Meine Damen und Herren, zum Abschluss der Arbeit des erweiterten Gremiums bekräftigen wir unsere beiden betroffenen Abgeordneten. Ina Leukefeld und Frank Kuschel haben sich zu ihrer Verantwortung bekannt und einen seit Jahren offenen Umgang mit ihrer Vergangenheit gepflegt. Die erneute Überprüfung der beiden Abgeordneten unserer Fraktion ergab keine neuen Erkenntnisse. An deren parlamentarischer Integrität und ihrem demokratischen Engagement besteht kein Zweifel. Auch die wiederholte Wiederwahl in den Thüringer Landtag ist dafür ein Argument, ebenso wie ihr langjähriger kommunalpolitischer Einsatz. Darüber hinaus sind die Kandidaten der Linken für Landtagswahlen verpflichtet, vor einer Wahl Rechenschaft über ihre etwaige Zusammenarbeit mit dem MfS/AfNS abzulegen.

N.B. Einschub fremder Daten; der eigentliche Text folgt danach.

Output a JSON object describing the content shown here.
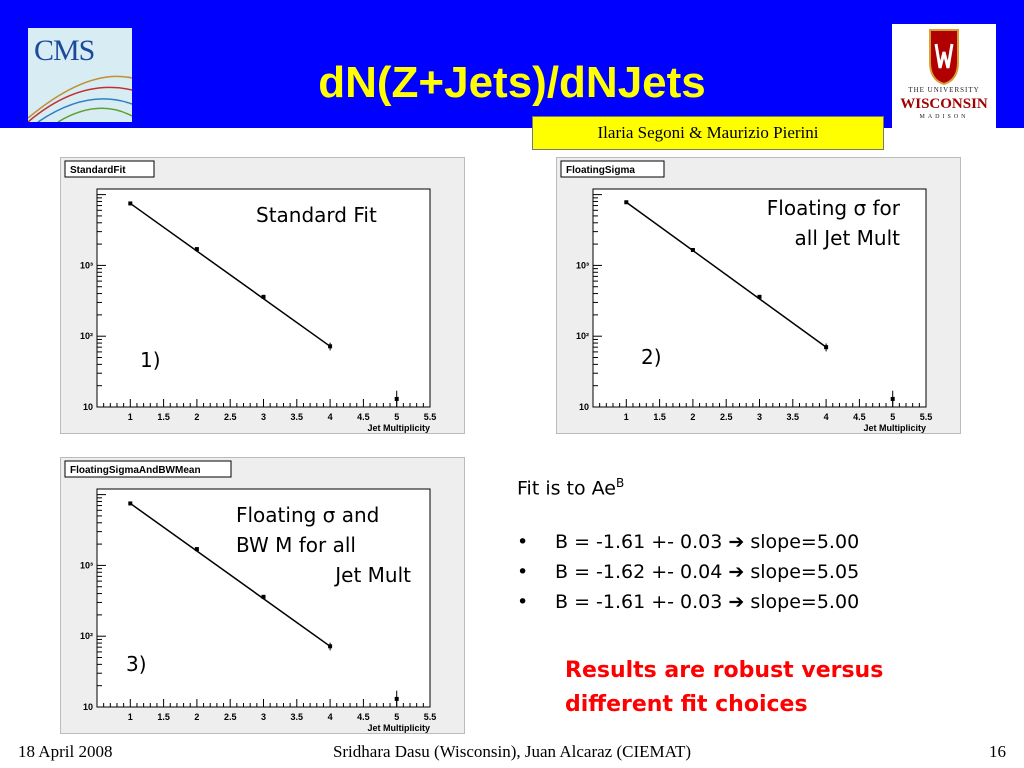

Herr Kollege Huster, ich darf Sie darauf hinweisen, dass Sie jetzt aus Dingen berichten, die hier nicht zur Debatte stehen, und soweit die Öffentlichkeit von Kollegen nicht beantragt wird, die auch nicht herzustellen ist, sondern der Geheimhaltung unterliegen.
Abgeordneter Huster, DIE LINKE:
Ja, okay.
Meine Damen und Herren, ich bin schon am Schluss. Die Linke steht für das Ziel einer weiteren ehrlichen Aufarbeitung der Vergangenheit. Die Kategorisierung von gewählten Abgeordneten dabei als parlamentsunwürdig leistet für uns keinen geeigneten Beitrag zur notwendigen Aufarbeitung der Geschichte. An dieser Stelle teilen wir die Position, die hier die Fraktion Bündnis 90/Die Grünen vorgetragen hat, ausdrücklich. Vielen Dank, meine Damen und Herren.